Data Scientist – What’s in a Name?

The rate at which many businesses are amassing huge quantities of so-called “big data” has created an urgent need for experts capable of managing, extracting, analysing and interpreting these enormous datasets. This, in turn, has led to the dramatic growth of new roles such as “data scientist” and “informatician” that were all but unheard of just a few years ago.  However, what distinguishes the role of a data scientist from that of a statistician, informatician or analyst?  Although there have been a number of interesting blogs and discussion posts on the subject, it is difficult to find any clear agreement.

Data scientists, statisticians, informaticians and analysts alike occupy the world of information or decision science and have complementary skill sets that together unlock the value in data.  They all work in an environment that is interdisciplinary in nature and they need to blend a combination of technical knowledge and programming skills with contextual understanding, teamwork and communication.

So, what’s in a name?  There is clearly a great deal of overlap, but the key to differentiating these roles is in looking at the balance of the different skill sets each possesses.  Whilst together they need to draw from all of the specialisms listed above, each has their own forte.  A statistician is likely to have more technical knowledge in statistics, often having formal academic training to PhD level, and be capable of selecting or developing the most appropriate statistical methods for drawing inferences from data.  A data scientist is likely to have more knowledge of advanced programming languages and be better equipped to deal with large data, potentially across multiple databases.  An analyst is likely to have more specialised knowledge of the relevant commercial sector and have very focussed specialist expertise in that area. Whereas an informatician is likely to be more adept at designing data interfaces to obtain and retrieve data and have greater expertise in producing data visualisations via dashboards for the end-user, for example.

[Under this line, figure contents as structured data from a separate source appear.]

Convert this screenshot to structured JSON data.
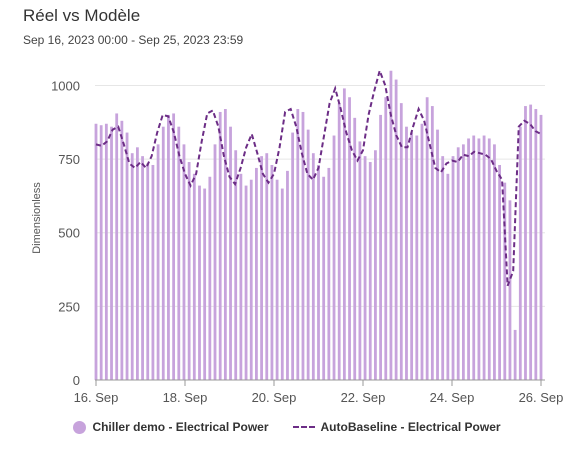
{
  "title": "Réel vs Modèle",
  "subtitle": "Sep 16, 2023 00:00 - Sep 25, 2023 23:59",
  "colors": {
    "bar": "#c7a3dc",
    "line": "#6c2d86",
    "grid": "#e6e6e6",
    "axis": "#999999"
  },
  "chart_data": {
    "type": "bar",
    "ylabel": "Dimensionless",
    "ylim": [
      0,
      1100
    ],
    "yticks": [
      0,
      250,
      500,
      750,
      1000
    ],
    "grid": true,
    "x_ticks": [
      {
        "label": "16. Sep",
        "day": 0
      },
      {
        "label": "18. Sep",
        "day": 2
      },
      {
        "label": "20. Sep",
        "day": 4
      },
      {
        "label": "22. Sep",
        "day": 6
      },
      {
        "label": "24. Sep",
        "day": 8
      },
      {
        "label": "26. Sep",
        "day": 10
      }
    ],
    "legend_position": "bottom",
    "series": [
      {
        "name": "Chiller demo - Electrical Power",
        "kind": "bar",
        "values": [
          870,
          865,
          870,
          860,
          905,
          880,
          840,
          770,
          790,
          760,
          735,
          730,
          800,
          860,
          900,
          905,
          860,
          800,
          740,
          700,
          660,
          650,
          690,
          800,
          910,
          920,
          860,
          780,
          700,
          660,
          680,
          720,
          760,
          770,
          730,
          680,
          650,
          710,
          840,
          920,
          910,
          850,
          770,
          730,
          690,
          720,
          830,
          940,
          990,
          960,
          890,
          810,
          760,
          740,
          780,
          900,
          960,
          1050,
          1020,
          940,
          860,
          840,
          830,
          870,
          960,
          930,
          850,
          760,
          700,
          760,
          790,
          800,
          820,
          830,
          820,
          830,
          820,
          800,
          730,
          670,
          610,
          170,
          860,
          930,
          935,
          920,
          900
        ]
      },
      {
        "name": "AutoBaseline - Electrical Power",
        "kind": "line",
        "values": [
          800,
          795,
          810,
          850,
          860,
          800,
          735,
          720,
          740,
          720,
          760,
          840,
          900,
          895,
          840,
          760,
          700,
          660,
          700,
          810,
          905,
          915,
          860,
          760,
          690,
          665,
          720,
          790,
          835,
          770,
          700,
          670,
          700,
          790,
          910,
          920,
          860,
          770,
          700,
          680,
          720,
          830,
          940,
          990,
          920,
          840,
          780,
          745,
          780,
          900,
          980,
          1050,
          1000,
          900,
          830,
          790,
          790,
          860,
          920,
          880,
          800,
          720,
          705,
          735,
          745,
          740,
          765,
          760,
          775,
          770,
          765,
          750,
          710,
          680,
          320,
          370,
          860,
          880,
          870,
          845,
          835
        ]
      }
    ]
  }
}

Rather than focus on titles, it is more important to think about what the different groups actually do – they each use a blend of talents to help businesses to make decisions that ultimately optimise their products, services and processes.  A statistician, data scientist, informatician or analyst could likely independently carry out a project that involved retrieving data from various sources, modelling and analysing the data to make inferences and predictions, and then explaining the results with appropriate visualisations.  However, the ideal project would be delivered by a team with each member applying their own specialist expertise to find the best solution.